After two years of being unable to do anything she did a part-time creative writing course to alleviate the boredom. Over the next few years she went on to do part-time voluntary work with a local MIND association, as a volunteer assistant youth worker with the education service and as a volunteer doing administration for a mental health inpatient advocacy service. During this time she had art therapy for several years. She also participated in user-involvement in the planning and development of mental health services for three years.

She gave up doing voluntary work and participating in user-involvement because she grew frustrated with them and because of the difficulty of attending reliably due to her sleep disorder. However, she continued writing. She has written short stories but Dreams of Death is her first novel.
Lynda wrote this novel for several reasons. She is not confident about talking, and writing enabled her to express some things about her own experience of mental illness and the mental health system and the experiences of other people she knew. She wanted to produce something that was more realistic and a counterbalance to the psycho on the loose type of material prevalent in the media and entertainment; and she wanted to write something that would raise awareness and insight into mental illness and the mental health system in an accessible and entertaining way.

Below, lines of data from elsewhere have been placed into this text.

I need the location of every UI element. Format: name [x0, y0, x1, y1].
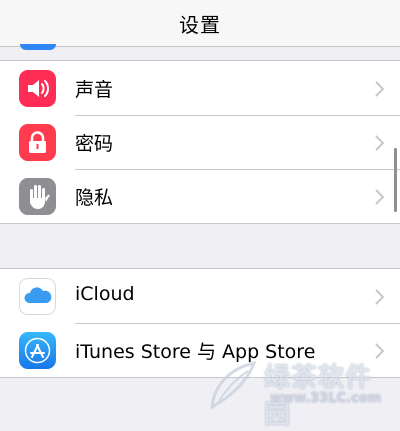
scroll-indicator[interactable]: [394, 148, 397, 212]
app-store-icon: [19, 332, 56, 369]
settings-row-icloud[interactable]: iCloud: [0, 269, 400, 323]
lock-icon: [19, 124, 56, 161]
settings-row-label: 密码: [75, 133, 114, 155]
icloud-icon: [19, 278, 56, 315]
chevron-right-icon: [375, 189, 384, 205]
partial-row-icon: [20, 44, 56, 50]
navigation-bar: 设置: [0, 0, 400, 47]
settings-row-label: iCloud: [75, 283, 135, 305]
speaker-icon: [19, 70, 56, 107]
settings-row-label: 隐私: [75, 187, 114, 209]
settings-row-passcode[interactable]: 密码: [0, 115, 400, 169]
chevron-right-icon: [375, 289, 384, 305]
settings-group-security: 声音 密码 隐私: [0, 60, 400, 224]
settings-row-privacy[interactable]: 隐私: [0, 169, 400, 223]
watermark-url: www.33LC.com: [270, 391, 382, 406]
chevron-right-icon: [375, 135, 384, 151]
chevron-right-icon: [375, 81, 384, 97]
hand-icon: [19, 178, 56, 215]
site-watermark: 绿茶软件园 www.33LC.com: [204, 355, 394, 430]
settings-row-label: 声音: [75, 79, 114, 101]
page-title: 设置: [179, 13, 221, 37]
settings-row-sound[interactable]: 声音: [0, 61, 400, 115]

In about 2000 her GP stopped her anti-psychotic medication and a year later suffering from delusions she took an overdose of paracetamol that led to her being admitted to a specialist liver unit and then spending two months in a mental health unit.

Lynda has not been in hospital since. Over the years she was in the mental health system she experienced most types of mental health services but has given up on these and continues just on medication from her GP. She remains unable to work in mainstream employment because of her sleep disorder and mental health problems but she continues to write when she has the motivation and concentration. She has already started writing a childhood memoir and aims to continue writing for as long as possible.